Le titre de baronnie lui fut néanmoins toujours affecté à la Maison de Poumic avec ses armoiries* " Échiqueté d'argent et de gueules".
"On ne voit plus donc aujourd'hui que les restes des bâtiments construits sous Louis XIII. À leurs hauts faîtages, à leurs longues cheminées, au style d'ornements des fenêtres et des corniches, on reconnaît facilement le cachet de cette époque. Ces bâtiments en ruines ne sont que peu de choses par eux-mêmes".
Les barons et baronnes de Poulmic ont une ascendance qui remonte au XIIème siècle
et une descendance qui s'éteint à la révolution française.
Les de Poulmic sont à la tête d'une baronnie qui "règne" sur des familles vassales d'une partie de la presqu'île de Crozon. Elle fut présente aux réformations et montres* de Bretagne entre 1426 et 1536 (citée pour les paroisses de Crozon, Gouézec, Pleyben, Telgruc, Plounéventer, Plougasnou, Le Haut-Corlay, etc. dans lesquelles elle possédait des fiefs) ; elle fut reconnue d'ancienne extraction chevaleresque lors de la réformation de la noblesse de 1669 et elle fut puissante au XIVe siècle.
*Blasonnement : Échiqueté d'argent et de gueules.
Devise : De bien (aliàs : Espoir) en mieux.
*Une « réformation » est un contrôle de l'état de noble et des privilèges liés à cet état, une « montre » est une revue et un recensement de la noblesse.
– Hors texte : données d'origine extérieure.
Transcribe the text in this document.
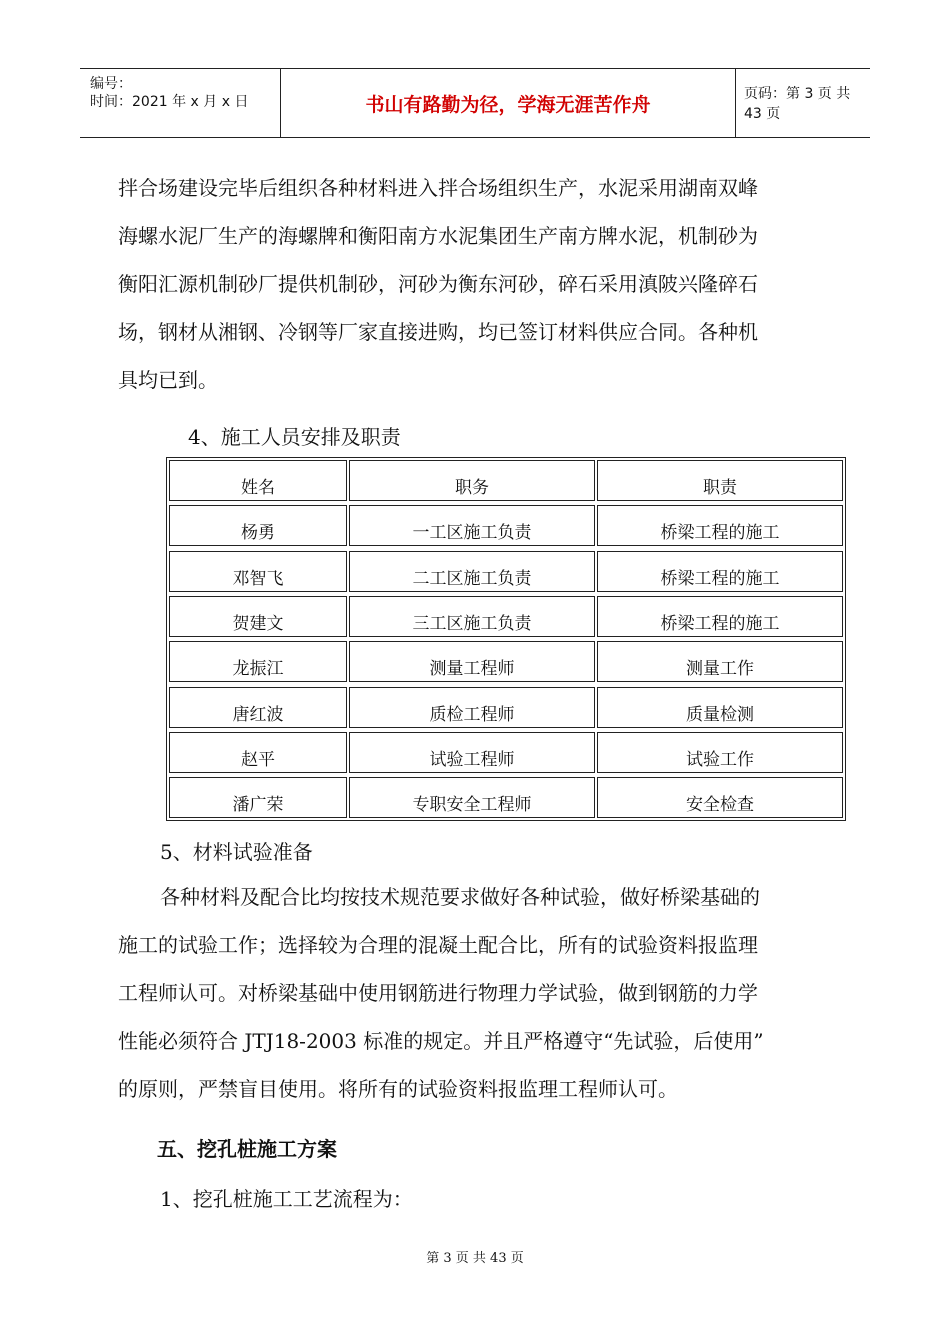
编号：
时间：2021 年 x 月 x 日	书山有路勤为径，学海无涯苦作舟	页码：第 3 页 共 43 页
拌合场建设完毕后组织各种材料进入拌合场组织生产，水泥采用湖南双峰
海螺水泥厂生产的海螺牌和衡阳南方水泥集团生产南方牌水泥，机制砂为
衡阳汇源机制砂厂提供机制砂，河砂为衡东河砂，碎石采用滇陂兴隆碎石
场，钢材从湘钢、冷钢等厂家直接进购，均已签订材料供应合同。各种机
具均已到。
4、施工人员安排及职责
姓名	职务	职责
杨勇	一工区施工负责	桥梁工程的施工
邓智飞	二工区施工负责	桥梁工程的施工
贺建文	三工区施工负责	桥梁工程的施工
龙振江	测量工程师	测量工作
唐红波	质检工程师	质量检测
赵平	试验工程师	试验工作
潘广荣	专职安全工程师	安全检查
5、材料试验准备
各种材料及配合比均按技术规范要求做好各种试验，做好桥梁基础的
施工的试验工作；选择较为合理的混凝土配合比，所有的试验资料报监理
工程师认可。对桥梁基础中使用钢筋进行物理力学试验，做到钢筋的力学
性能必须符合 JTJ18-2003 标准的规定。并且严格遵守“先试验，后使用”
的原则，严禁盲目使用。将所有的试验资料报监理工程师认可。
五、挖孔桩施工方案
1、挖孔桩施工工艺流程为：
第 3 页 共 43 页
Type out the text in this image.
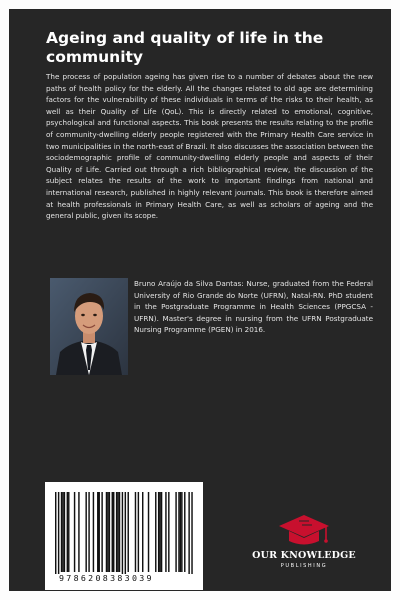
Ageing and quality of life in the community

The process of population ageing has given rise to a number of debates about the new paths of health policy for the elderly. All the changes related to old age are determining factors for the vulnerability of these individuals in terms of the risks to their health, as well as their Quality of Life (QoL). This is directly related to emotional, cognitive, psychological and functional aspects. This book presents the results relating to the profile of community-dwelling elderly people registered with the Primary Health Care service in two municipalities in the north-east of Brazil. It also discusses the association between the sociodemographic profile of community-dwelling elderly people and aspects of their Quality of Life. Carried out through a rich bibliographical review, the discussion of the subject relates the results of the work to important findings from national and international research, published in highly relevant journals. This book is therefore aimed at health professionals in Primary Health Care, as well as scholars of ageing and the general public, given its scope.

Bruno Araújo da Silva Dantas: Nurse, graduated from the Federal University of Rio Grande do Norte (UFRN), Natal-RN. PhD student in the Postgraduate Programme in Health Sciences (PPGCSA - UFRN). Master's degree in nursing from the UFRN Postgraduate Nursing Programme (PGEN) in 2016.

9786208383039
OUR KNOWLEDGE
PUBLISHING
Les nobles sont rassemblés par paroisse et en armes
Le premier personnage connu de la famille qui prit le nom de Poulmic est Gautier, né en 1150, majeur au moment de la fondation de l'abbaye de Daoulas, avec laquelle les communications étaient faciles par la mer.
Après lui on cite plusieurs chevaliers bannerets, Jean Poulmic qui accompagne Guiomarch de Léon à la croisade en 1239, Mathieu de Poulmic figure au nombre des légataires d'Hervé VIII de Léon en 1363 ; Hervé de Poulmic fut abbé de Daoulas en 1351 ; Yves de Poulmic fut abbé de Landévennec et décéda en 1425 ; le dernier de la lignée Jehan V, sire de Poulmic, fit serment de fidélité au duc de Bretagne le 23 septembre 1390. Ambassadeur en Castille il fut tué en 1426 par les Anglais (pendant la guerre de 100 ans) au siège de Saint James en Beuvron à la frontière normande. Le 5 février 1459 à Lanvéoc, sa fille Marie de Poulmic épousa Olivier II du Chastel. La maison de Poulmic survécut cependant jusqu'en 1822 dans sa branche cadette.
La Famille du Chastel : Originaire de Kersaint-Trémarzan , la plus puissante du Bas-Léon, fut, grâce à ce mariage avec Marie de Poulmic, possessionnée dans la presqu'île pendant presqu'un siècle.
Blason Fascé d'or et de gueules
Devise "S'il plaît à Dieu"
On doit attribuer à Marie du Poulmic, à Olivier du Chastel et à leur fils Tanguy qui épousé 22 juin 1501 Marie du Juch, des donations dans les environs de Tréboul-Crozon à la fabrique du Juch et d'autres dans le cap de la Chèvre en faveur des chanoines de la collégiale de Trémarzan.
Succédant à Tanguy, leur fils Guillaume du Chastel Sieur de Kersimon (en Plouguin), du Poulmic et de Leslein , est connu par le victorieux combat naval qu'il livra aux Anglais devant Saint-Mathieu.
Ci-dessous extrait de cette bataille de Saint-Matthieu et Tableau de La destruction simultanée de la Cordelière et du Regent, par Pierre-Julien Gilbert peintre officiel de la Marine français des XVIII e et XIX e siècles.
Il est inspiré des blasons des seigneuries du Poulmic, de Ploeuc, de la famille d'Estaing
et de la symbolisation de l'école navale de Lanvéoc Poulmic.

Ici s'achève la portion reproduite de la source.